At state S4, the machine oversamples and averages the data bits. At LOAD, eight average data bits are packed into 1 B. An interrupt request (INTR) is sent to the microcontroller at state W0 to collect the byte. At state BYTE, the machine checks for the end of the frame. Finally, at FIN, it clears the busy line to indicate that the entire frame was received. The DAMI state is for balancing the path in the machine. If INTA occurs at any state, the interrupt acknowledge (INTR) will clear.

Several methods are commonly used to design, synthesize, and simulate the content of the complex programmable-logic device. Typically, VHDL code is written according to the state-machine flow to synthesize and simulate the design. In VHDL, the designer can search for the best tradeoffs between the clock frequency, data transfer rate, and number of bytes per frame. For example, the VHDL source file created for this oversampling project was based on a 20-MHz clock, 200-kbps data transfer rate, 12 B per frame, and a preamble of 8 b (SEE SIDEBAR). Naturally, the designer can change those values as necessary to examine other tradeoff conditions.

A testbench is needed to verify the VHDL simulation. Given the preceding example, the simulation would start with high-frequency noise (500 kHz) followed by a correct preamble and 12 B of data (a complete frame). The resulting simulation would help to test the design (FIG. 3).

Here, the testbench indicated that the UART rejects high-frequency noise (or a preamble with a different frequency). The correct preamble is detected and the BUSY line is set.

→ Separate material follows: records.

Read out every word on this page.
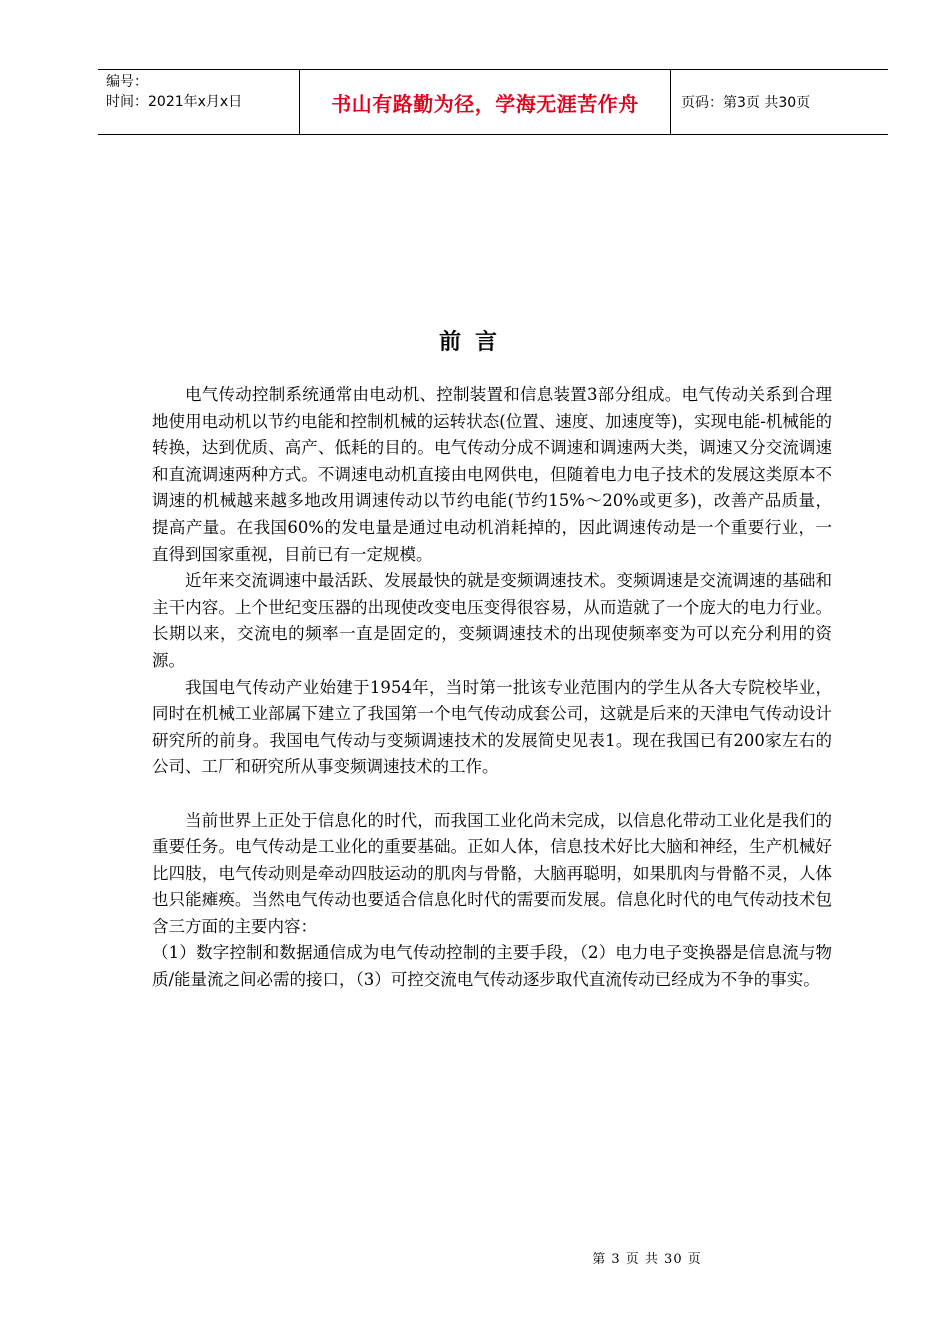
编号：
时间：2021年x月x日	书山有路勤为径，学海无涯苦作舟	页码：第3页 共30页
前言

电气传动控制系统通常由电动机、控制装置和信息装置3部分组成。电气传动关系到合理地使用电动机以节约电能和控制机械的运转状态(位置、速度、加速度等)，实现电能-机械能的转换，达到优质、高产、低耗的目的。电气传动分成不调速和调速两大类，调速又分交流调速和直流调速两种方式。不调速电动机直接由电网供电，但随着电力电子技术的发展这类原本不调速的机械越来越多地改用调速传动以节约电能(节约15%～20%或更多)，改善产品质量，提高产量。在我国60%的发电量是通过电动机消耗掉的，因此调速传动是一个重要行业，一直得到国家重视，目前已有一定规模。

近年来交流调速中最活跃、发展最快的就是变频调速技术。变频调速是交流调速的基础和主干内容。上个世纪变压器的出现使改变电压变得很容易，从而造就了一个庞大的电力行业。长期以来，交流电的频率一直是固定的，变频调速技术的出现使频率变为可以充分利用的资源。

我国电气传动产业始建于1954年，当时第一批该专业范围内的学生从各大专院校毕业，同时在机械工业部属下建立了我国第一个电气传动成套公司，这就是后来的天津电气传动设计研究所的前身。我国电气传动与变频调速技术的发展简史见表1。现在我国已有200家左右的公司、工厂和研究所从事变频调速技术的工作。

当前世界上正处于信息化的时代，而我国工业化尚未完成，以信息化带动工业化是我们的重要任务。电气传动是工业化的重要基础。正如人体，信息技术好比大脑和神经，生产机械好比四肢，电气传动则是牵动四肢运动的肌肉与骨骼，大脑再聪明，如果肌肉与骨骼不灵，人体也只能瘫痪。当然电气传动也要适合信息化时代的需要而发展。信息化时代的电气传动技术包含三方面的主要内容：

（1）数字控制和数据通信成为电气传动控制的主要手段，（2）电力电子变换器是信息流与物质/能量流之间必需的接口，（3）可控交流电气传动逐步取代直流传动已经成为不争的事实。

第 3 页 共 30 页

The 12 bytes that follow the preamble (complete frame) are 33, 37, 00, 01, 02, 03, 04, 05, 06, 07, 08, and 09. Although the second byte (37) includes high-frequency noise at the fourth bit, the UART rejects this noise. It sends the corrected data to the bus. One can see that the UART packs eight serial bits to one parallel byte and triggers the microcontroller by the INTR command. When a complete frame is received, the BUSY line turns to zero. The UART is then ready to receive the next frame.

This article presents one way to implement a physical layer (UART) for wireless communications. By using an oversampling technique, designers can follow this very approach. It should lead them to develop a subsystem that is resistant to noise and other interference.